Die niederländische Marine hat eine spektakuläre Kommandoaktion zur Befreiung eines deutschen Handelsschiffs unternommen.

Am Ostermontag gelang es der niederländischen Marine ein deutsches Schiff mitsamt 13 Mann Besatzung aus den Händen somalischer Piraten zu befreien. Die «MV Taipan» war kurz zuvor östlich der somalischen Küste auf dem Weg von Kenias Hafenstadt Mombasa nach Dschibuti von Piraten angegriffen worden.

Als klar war, dass das Schiff den Booten der Seeräuber nicht entkommen konnte und die Piraten die «Taipan» enterten, folgte die Besatzung den Ratschlägen der EU-Marinemission Atalanta und stellte alle Maschinen ab, um das Schiff manövrierunfähig zu machen. Gleichzeitig alarmierte sie die im Golf von Aden patrouillierenden Kriegsschiffe, ehe sie sich in einem Sicherheitsraum des Schiffes verschanzte.

Die Führung der niederländischen Fregatte «Tromp's Lynx», die sich in der Nähe des Überfallorts befand, versuchte zunächst, mit den Piraten zu verhandeln, teilte Atalanta mit. Da die Piraten aber Widerstand leisten wollten, entschloss sich die Einsatzleitung zur gewaltsamen Befreiung des Schiffes.

Kommando seilt sich auf Schiff ab

Zuerst beschoss ein Marinehelikopter die Brücke des entführten Schiffes. Danach seilte sich eine Kommandoeinheit auf das Schiff ab und brachte es unter Kontrolle. Bei Schusswechseln mit den Piraten wurde ein holländischer Marinesoldat verletzt. Zehn Piraten wurden festgenommen.

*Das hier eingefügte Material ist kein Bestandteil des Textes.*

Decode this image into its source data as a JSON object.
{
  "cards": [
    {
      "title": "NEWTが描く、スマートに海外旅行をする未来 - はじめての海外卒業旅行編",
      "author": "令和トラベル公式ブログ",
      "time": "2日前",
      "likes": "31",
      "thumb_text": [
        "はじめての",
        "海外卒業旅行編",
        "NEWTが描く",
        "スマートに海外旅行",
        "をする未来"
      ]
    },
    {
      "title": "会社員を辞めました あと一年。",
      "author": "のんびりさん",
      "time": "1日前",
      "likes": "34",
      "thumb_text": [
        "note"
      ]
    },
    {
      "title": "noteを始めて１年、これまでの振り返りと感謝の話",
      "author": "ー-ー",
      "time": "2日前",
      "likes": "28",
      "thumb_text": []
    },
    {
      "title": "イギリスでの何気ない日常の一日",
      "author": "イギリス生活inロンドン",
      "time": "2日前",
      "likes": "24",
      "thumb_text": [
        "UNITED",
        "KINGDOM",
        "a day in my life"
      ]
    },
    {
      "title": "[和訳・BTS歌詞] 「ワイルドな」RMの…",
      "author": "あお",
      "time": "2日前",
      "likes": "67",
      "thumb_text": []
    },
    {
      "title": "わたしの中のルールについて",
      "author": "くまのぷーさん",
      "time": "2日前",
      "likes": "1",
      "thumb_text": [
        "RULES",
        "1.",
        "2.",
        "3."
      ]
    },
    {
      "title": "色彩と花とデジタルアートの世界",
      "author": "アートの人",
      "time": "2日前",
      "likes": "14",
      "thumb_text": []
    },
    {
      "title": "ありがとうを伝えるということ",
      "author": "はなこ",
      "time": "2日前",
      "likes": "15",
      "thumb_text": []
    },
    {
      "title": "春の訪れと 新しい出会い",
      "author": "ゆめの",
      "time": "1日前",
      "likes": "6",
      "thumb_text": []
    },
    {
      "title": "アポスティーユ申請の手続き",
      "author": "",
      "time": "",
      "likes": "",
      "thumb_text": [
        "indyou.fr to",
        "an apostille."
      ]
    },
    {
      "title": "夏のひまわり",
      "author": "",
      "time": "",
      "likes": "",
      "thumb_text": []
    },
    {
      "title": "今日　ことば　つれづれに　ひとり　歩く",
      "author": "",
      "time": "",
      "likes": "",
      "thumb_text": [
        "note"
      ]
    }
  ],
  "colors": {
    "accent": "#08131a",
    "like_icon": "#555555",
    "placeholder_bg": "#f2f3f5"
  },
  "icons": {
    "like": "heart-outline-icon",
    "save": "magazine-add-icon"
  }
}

Trotz Schäden an der Brücke habe das deutsche Containerschiff seine Fahrt fortsetzen können, hiess es in einer Mitteilung des niederländischen Verteidigungsministeriums. Die Mannschaft der «Taipan» blieb unverletzt. Die Crew besteht aus zwei Deutschen, drei Russen und acht Sri Lankern. Das Containerschiff fährt unter deutscher Fahne und ist auf die in Hamburg ansässige Komrowski Gruppe registriert.

Öltanker gekapert

Erst am Osterwochenende hatten somalische Piraten im Indischen Ozean den südkoreanischen Öltanker «Samho Dream» gekapert (20 Minuten Online berichtete). Ein Kriegsschiff der südkoreanischen Marine hat Medienberichten zufolge die Verfolgung des Schiffes aufgenommen. (sda/dapd)

Lukratives Gewerbe für arme Somalier

Die Piraterie am Horn von Afrika ist eine Folge der Anarchie und Armut in Somalia. Ende 2009 hatten somalische Piraten dem International Maritime Bureau (IMB) zufolge mindestens zwölf Schiffe mit 263 Besatzungsmitgliedern in ihrer Gewalt.

Oft werden die Schiffe nach der Zahlung von Lösegeld wieder freigegeben. Anfang 2010 konnte der Öltanker «Maran Centaurus» mit seiner Besatzung nach der Zahlung einer Summe zwischen 5,5 und 7,0 Millionen Dollar wieder abfahren. Der unter griechischer Flagge fahrende Tanker war mit zwei Millionen Barrel Öl beladen und am 29. November 2009 entführt worden. (SDA)

EU-Mission Atalanta

Gegen die Piraten am Horn von Afrika ist seit Ende 2008 die EU-Mission «Atalanta» im Einsatz. Benannt ist sie nach der griechischen Sagengestalt Atalanta, einer Jägerin. Ihre wichtigste Aufgabe ist es, Lebensmittellieferungen des Welternährungsprogramms nach Somalia vor Piratenüberfällen zu schützen. Kommerzielle Frachter, die das gefährliche Seegebiet am Horn von Afrika durchqueren müssen, können «Atalanta» bei einem Angriff aber ebenfalls zu Hilfe rufen.

Die Zusammensetzung der Flotte wechselt ständig, weil viele Staaten nur für einige Monate dabei sind und danach von anderen Truppenstellern abgelöst werden. Die Kommandozentrale von «Atalanta» liegt im britischen Northwood, Oberbefehlshaber ist der britische Konteradmiral Peter Hudson. (AP)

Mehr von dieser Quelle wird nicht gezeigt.